I gruppi sostenuti dagli Stati Uniti in Siria spesso sostengono gli estremisti con le loro armi. Per questo la decisione recente del Pentagono di spendere altri 300 milioni circa per addestrare e equipaggiare un esercito di 60.000 uomini in Siria desta allarme in molti analisti statunitensi.
La mossa non ha nulla a che fare con la lotta al terrorismo, perché al contrario le armi e gli aiuti statunitensi potrebbero finire facilmente, come nel recente passato, nelle mani degli estremisti islamici. Questo è quello che ha dichiarato ad esempio Edmund Ghareeb, uno studioso della American University di Washington a RT. “In passato, alcuni dei gruppi che ricevevano gli aiuti degli Stati Uniti hanno finito per unirsi agli estremisti e portare con sé quelle armi”.

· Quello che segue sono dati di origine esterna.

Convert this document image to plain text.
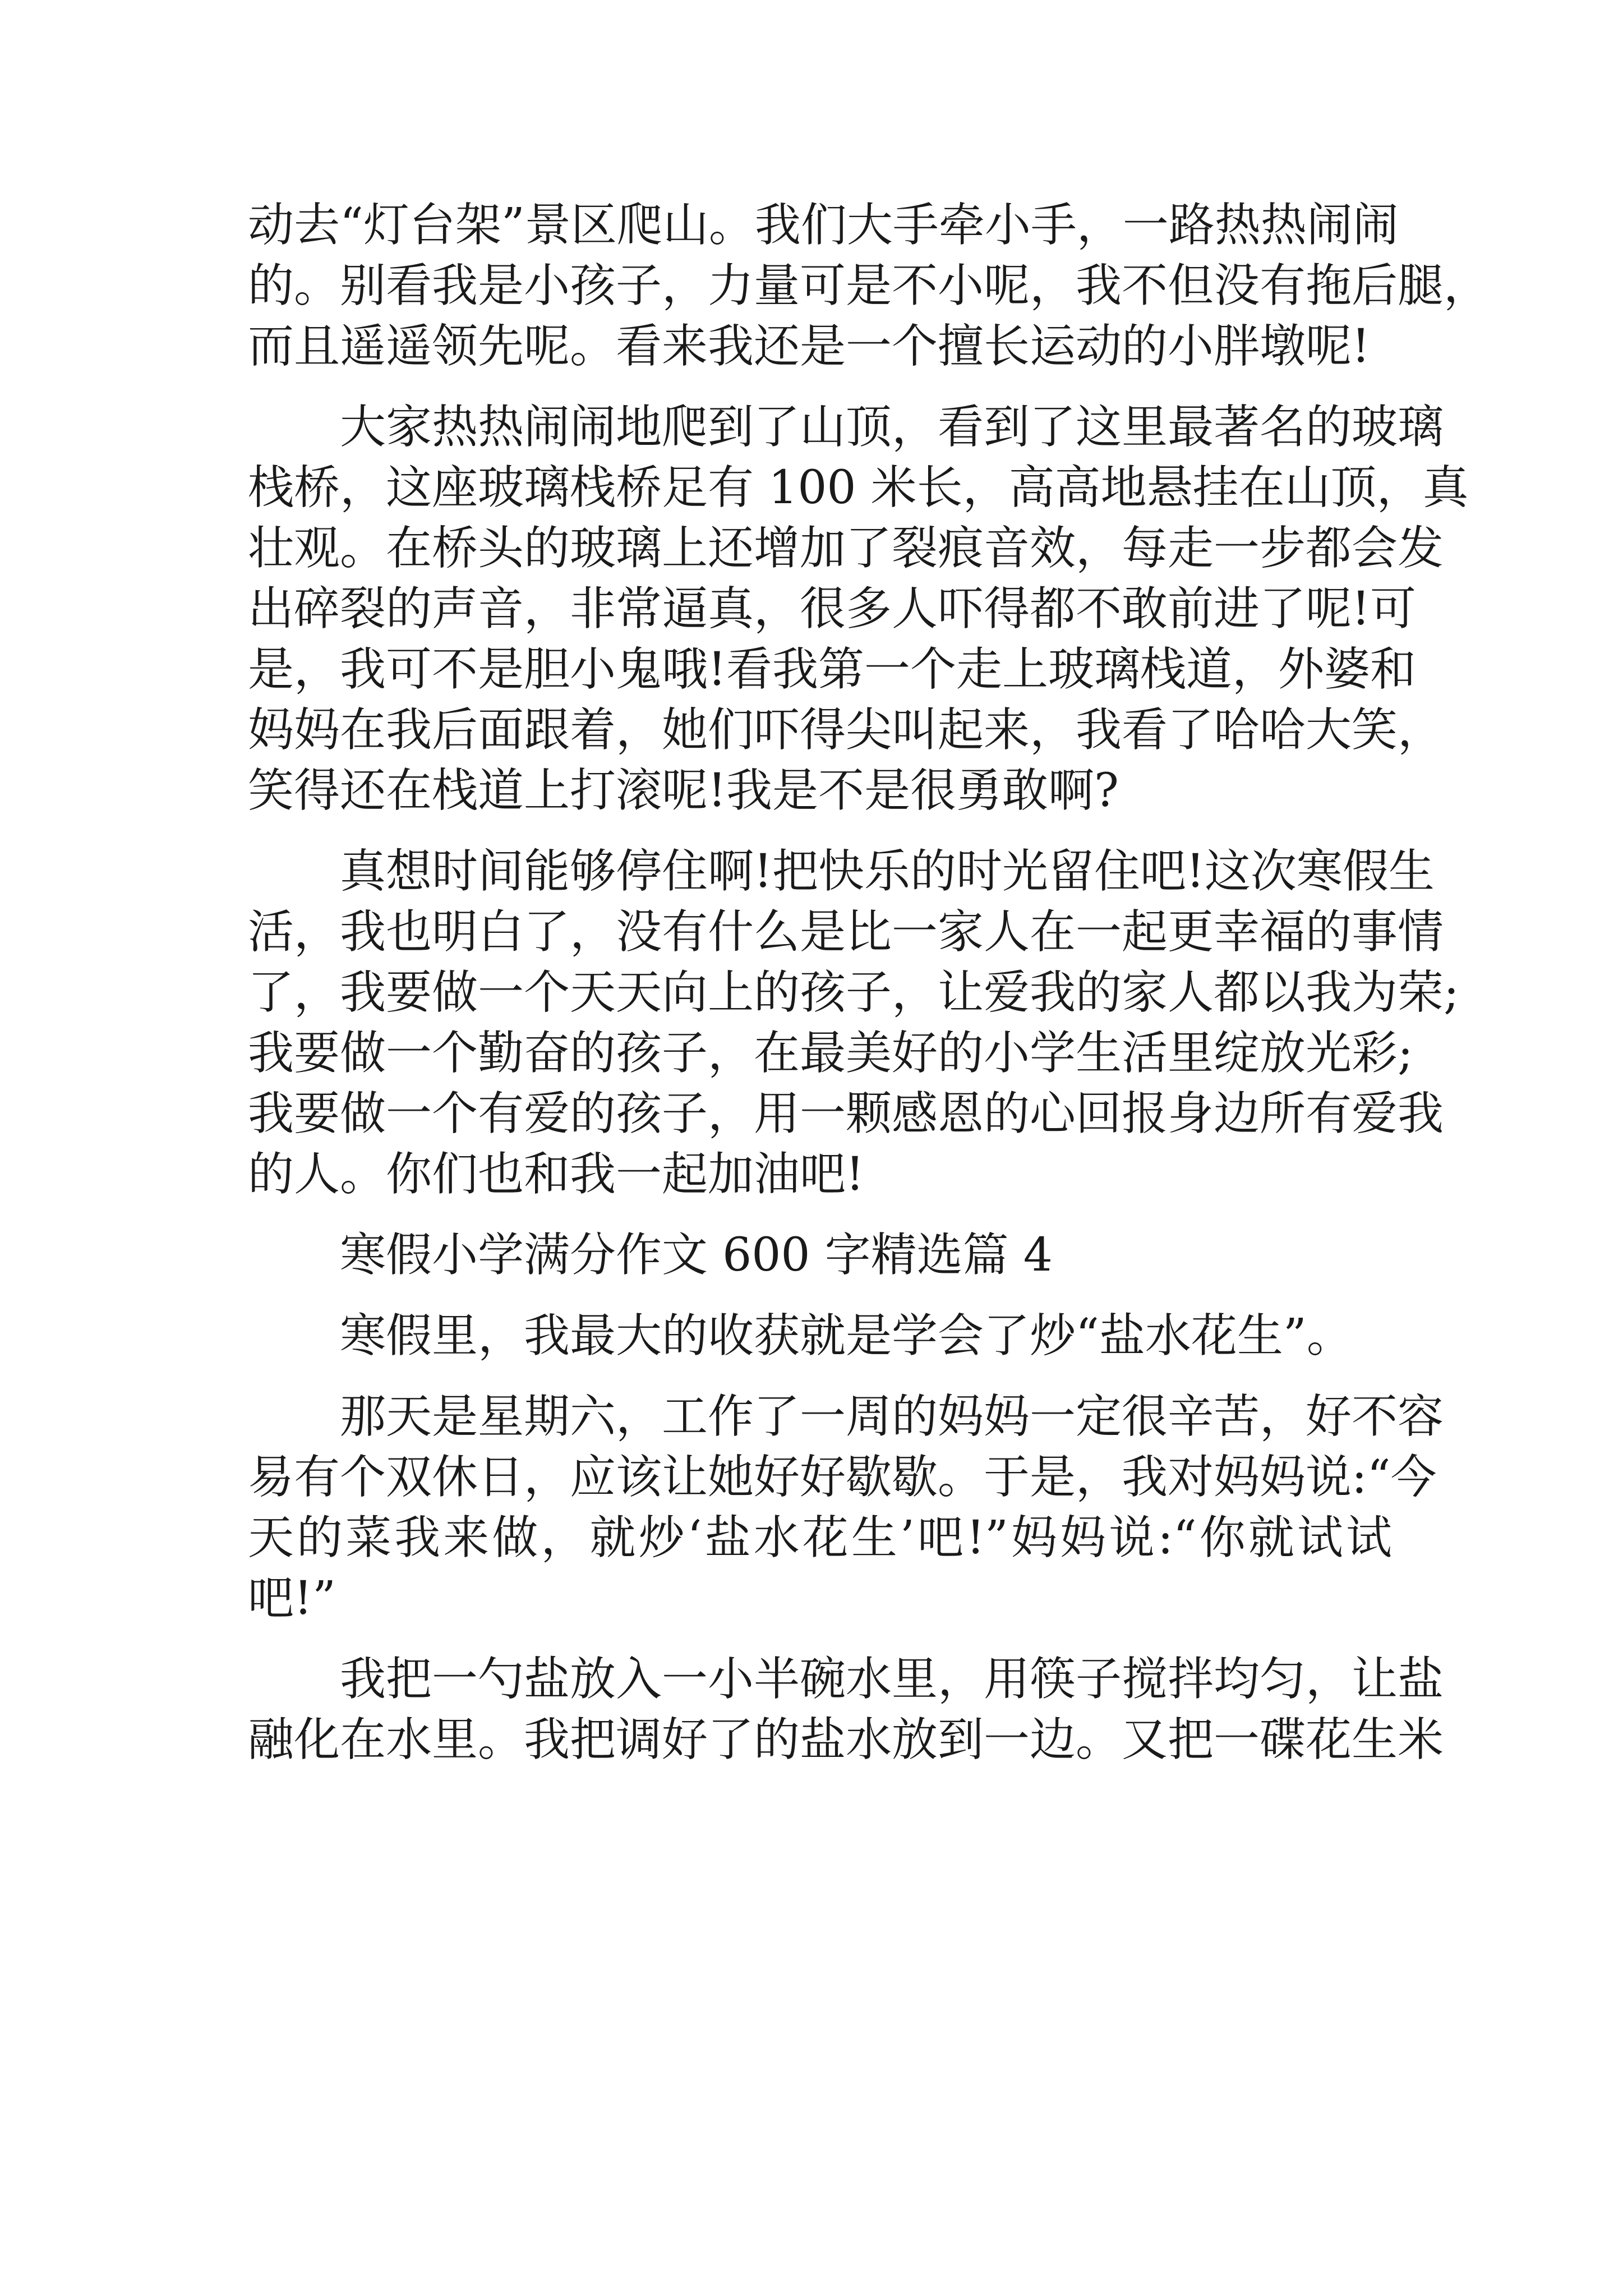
动去“灯台架”景区爬山。我们大手牵小手，一路热热闹闹
的。别看我是小孩子，力量可是不小呢，我不但没有拖后腿，
而且遥遥领先呢。看来我还是一个擅长运动的小胖墩呢!
大家热热闹闹地爬到了山顶，看到了这里最著名的玻璃
栈桥，这座玻璃栈桥足有 100 米长，高高地悬挂在山顶，真
壮观。在桥头的玻璃上还增加了裂痕音效，每走一步都会发
出碎裂的声音，非常逼真，很多人吓得都不敢前进了呢!可
是，我可不是胆小鬼哦!看我第一个走上玻璃栈道，外婆和
妈妈在我后面跟着，她们吓得尖叫起来，我看了哈哈大笑，
笑得还在栈道上打滚呢!我是不是很勇敢啊?
真想时间能够停住啊!把快乐的时光留住吧!这次寒假生
活，我也明白了，没有什么是比一家人在一起更幸福的事情
了，我要做一个天天向上的孩子，让爱我的家人都以我为荣;
我要做一个勤奋的孩子，在最美好的小学生活里绽放光彩;
我要做一个有爱的孩子，用一颗感恩的心回报身边所有爱我
的人。你们也和我一起加油吧!
寒假小学满分作文 600 字精选篇 4
寒假里，我最大的收获就是学会了炒“盐水花生”。
那天是星期六，工作了一周的妈妈一定很辛苦，好不容
易有个双休日，应该让她好好歇歇。于是，我对妈妈说:“今
天的菜我来做，就炒‘盐水花生’吧!”妈妈说:“你就试试
吧!”
我把一勺盐放入一小半碗水里，用筷子搅拌均匀，让盐
融化在水里。我把调好了的盐水放到一边。又把一碟花生米
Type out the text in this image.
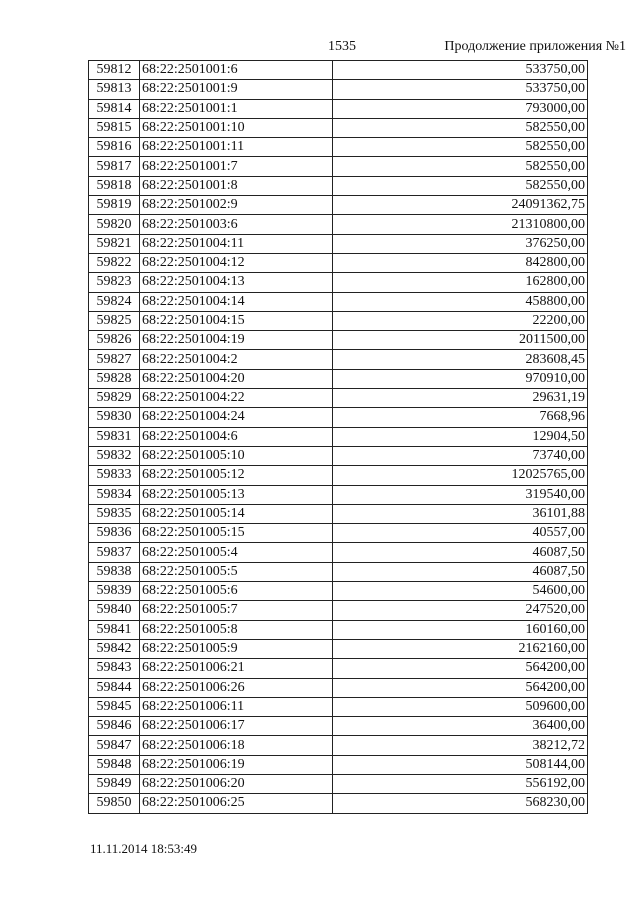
1535	Продолжение приложения №1
59812	68:22:2501001:6	533750,00
59813	68:22:2501001:9	533750,00
59814	68:22:2501001:1	793000,00
59815	68:22:2501001:10	582550,00
59816	68:22:2501001:11	582550,00
59817	68:22:2501001:7	582550,00
59818	68:22:2501001:8	582550,00
59819	68:22:2501002:9	24091362,75
59820	68:22:2501003:6	21310800,00
59821	68:22:2501004:11	376250,00
59822	68:22:2501004:12	842800,00
59823	68:22:2501004:13	162800,00
59824	68:22:2501004:14	458800,00
59825	68:22:2501004:15	22200,00
59826	68:22:2501004:19	2011500,00
59827	68:22:2501004:2	283608,45
59828	68:22:2501004:20	970910,00
59829	68:22:2501004:22	29631,19
59830	68:22:2501004:24	7668,96
59831	68:22:2501004:6	12904,50
59832	68:22:2501005:10	73740,00
59833	68:22:2501005:12	12025765,00
59834	68:22:2501005:13	319540,00
59835	68:22:2501005:14	36101,88
59836	68:22:2501005:15	40557,00
59837	68:22:2501005:4	46087,50
59838	68:22:2501005:5	46087,50
59839	68:22:2501005:6	54600,00
59840	68:22:2501005:7	247520,00
59841	68:22:2501005:8	160160,00
59842	68:22:2501005:9	2162160,00
59843	68:22:2501006:21	564200,00
59844	68:22:2501006:26	564200,00
59845	68:22:2501006:11	509600,00
59846	68:22:2501006:17	36400,00
59847	68:22:2501006:18	38212,72
59848	68:22:2501006:19	508144,00
59849	68:22:2501006:20	556192,00
59850	68:22:2501006:25	568230,00
11.11.2014 18:53:49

Un altro esperto, Nicolas J.S. Davies, l’autore di “Blood On Our Hands: the American Invasion and Destruction of Iraq”, ha dichiarato poi che una formazione armata aiuterà Washington a stringere la presa sulle parti della Siria controllate dai ribelli, sottolineando al contempo che la “presenza militare degli Stati Uniti in Siria” non ha basi legali. “Vogliono creare le condizioni perché la Siria continui ad essere ancora un paese diviso. Il record degli Stati Uniti e delle operazioni della CIA in Siria è che hanno sempre sostenuto gli estremisti”. Secondo Davies il Dipartimento di Stato e il Pentagono “vogliono chiaramente portare avanti un piano per mantenere fondamentalmente le forze sotto il loro controllo al comando di tutto il territorio siriano a est del fiume Eufrate”.
Mentre gli Stati Uniti giustificano la loro presenza in Siria con le accuse di combattere i terroristi, l’unica area dove sopravvivono i terroristi dell’Isis “è quella sotto il controllo americano e dei suoi alleati”, sostiene Daoud Khairallah, professore di diritto internazionale alla Georgetown University. “Ci si potrebbe chiedere se stanno ricevendo assistenza dagli americani per la loro sopravvivenza”, ha detto Khairallah sempre a RT.